As I proved last week, with facts and my mind, the big fear of adverts or PIFs was their unpredictability.  Now, if you know that you have a marked aversion to, say, The Nightmare Man, you don't watch BBC1 on a Friday evening in 1981 or whenever.  If, just as a random example you understand, you have an issue with a certain Thames childrens' programme featuring a lot of horrifying puppetry, we avoid CITV at around 4:00 every day.  BUT WE DO NOT SPEAK OF THAT.

So you couldn't avoid the ads.  You never knew what was coming next.  

No matter how much you wanted to.  No matter how much you dreaded hearing that voice.  You know the one.  The one that sounds like a Dalek that's had too much blue pop and is feeling all...stabby.


Metal knives not pictured


So, you're trying to sell your instant mashed potato product.  You've got a sci-fi hook for the campaign, tying in to the futuristic wonder of not having to do any work in the kitchen, mums (under British law, Dads were only allowed in kitchens after 1982, and then only to make corned beef hash).  You have some entertaining characters.  Bit of puppetry, like everything else in that decade.  But you need a catch-phrase.  Oh, hang on a minute.  Here's one I thought of earlier.
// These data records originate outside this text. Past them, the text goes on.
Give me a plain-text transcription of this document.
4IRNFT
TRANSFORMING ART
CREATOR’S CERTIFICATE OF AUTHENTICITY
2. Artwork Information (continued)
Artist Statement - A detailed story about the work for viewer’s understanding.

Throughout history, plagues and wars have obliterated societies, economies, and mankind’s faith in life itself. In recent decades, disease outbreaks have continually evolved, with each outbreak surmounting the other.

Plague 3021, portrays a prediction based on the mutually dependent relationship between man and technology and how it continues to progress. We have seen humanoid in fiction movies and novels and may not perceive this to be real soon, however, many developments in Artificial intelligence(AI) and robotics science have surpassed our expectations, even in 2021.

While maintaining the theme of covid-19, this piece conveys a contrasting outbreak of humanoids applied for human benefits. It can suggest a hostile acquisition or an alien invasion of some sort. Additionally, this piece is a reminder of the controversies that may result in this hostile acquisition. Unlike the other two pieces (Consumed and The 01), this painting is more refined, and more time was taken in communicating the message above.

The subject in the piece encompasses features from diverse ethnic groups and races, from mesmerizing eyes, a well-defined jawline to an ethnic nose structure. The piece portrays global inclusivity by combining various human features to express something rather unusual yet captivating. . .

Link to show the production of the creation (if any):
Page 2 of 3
Words have power.  Words have meaning.  Words carry connotation and define our reality.  And children, the younger they are, lack the power to properly process language.  Therefore, they might well miss the large concept that a sentence is trying to convey and just focus on the meaning or associations of one or two key words.  Advertising companies must know this.  And therefore, they must be a bunch of bastards.  

Smash catchphrase?

THEY PEEL THEM WITH THEIR METAL KNIVES

Or, as I heard it:

We eat them with their metal knives.

Gosh, thanks for that, Smash.  Still, at least they aren't watching me constantly.